Besides PetroChina and Sinopec, what other genuine gas stations are there?

Beyond the dominant state-owned duopoly of PetroChina and Sinopec, China's retail fuel market features several other significant and genuine operators, primarily led by the national oil corporation CNOOC and the large-scale private refiner and distributor Zhejiang Petroleum & Chemical Co., Ltd. (ZPC). CNOOC, as a national oil company, operates a growing network of stations, particularly strong in coastal regions, leveraging its upstream production and import infrastructure. ZPC represents a pivotal shift, being a major private refiner with the capability to directly source crude oil and sell refined products, thereby establishing its own branded retail outlets. These stations are fully legitimate, sourcing fuel from their parent companies' large-scale refineries and adhering to national quality standards. Their existence is a direct result of policy reforms that have gradually opened the fuel distribution sector, allowing for more diversified market participation.

The competitive landscape further includes stations operated by Sinochem Group, another state-owned enterprise with substantial refining assets, and a variety of regional players. These can be local state-owned energy companies or large private conglomerates that have integrated downstream into retail. For consumers, identifying these genuine stations often involves recognizing their corporate branding—such as CNOOC's distinct blue logo—and their presence on major digital maps and navigation apps, which typically verify and list legitimate businesses. It is crucial to distinguish these from the myriad of independent stations, which may also be legitimate but source their fuel from various traders or smaller refineries. The key differentiator for "genuine" stations in the common parlance is their direct vertical linkage to a major refining asset, ensuring a more consistent supply chain and direct quality control from production to the pump.

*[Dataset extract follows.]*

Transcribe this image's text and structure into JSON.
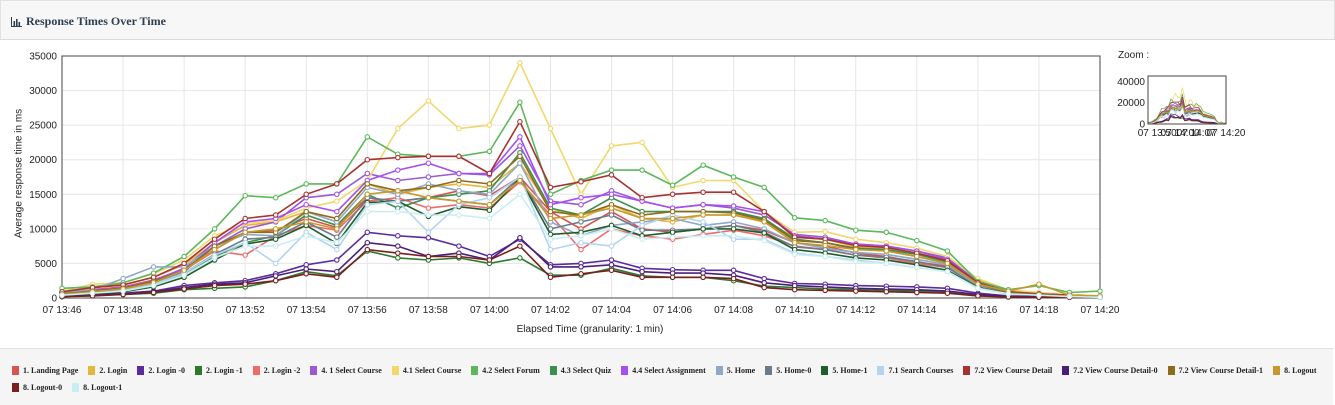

The mechanism enabling this diversity stems from the government's phased liberalization of the crude oil import and product distribution sectors. Policies like granting crude import quotas and product export licenses to qualified non-state refiners have allowed entities like ZPC to emerge as integrated competitors. This has introduced a measure of price and service competition into a historically rigid market. For the market structure, the presence of these alternative operators exerts moderate downward pressure on retail prices in regions where they are concentrated and provides consumers with more choice. However, their national market share remains limited compared to the vast, entrenched networks of PetroChina and Sinopec, which continue to control the majority of pipelines, storage, and prime retail locations.

The implications are multifaceted. For energy security, a more diversified retail base can enhance supply resilience. For economic efficiency, these competitors act as a market check, albeit a constrained one, within a system where ultimate retail price ceilings are still set by the state. The growth trajectory of these alternative stations is heavily dependent on continued regulatory support for market access and fair competition for infrastructure use. Therefore, while PetroChina and Sinopec remain the definitive pillars of the network, stations under the banners of CNOOC, ZPC, and Sinochem constitute the core of other genuine options, with their expansion being a key indicator of the market's ongoing, incremental liberalization.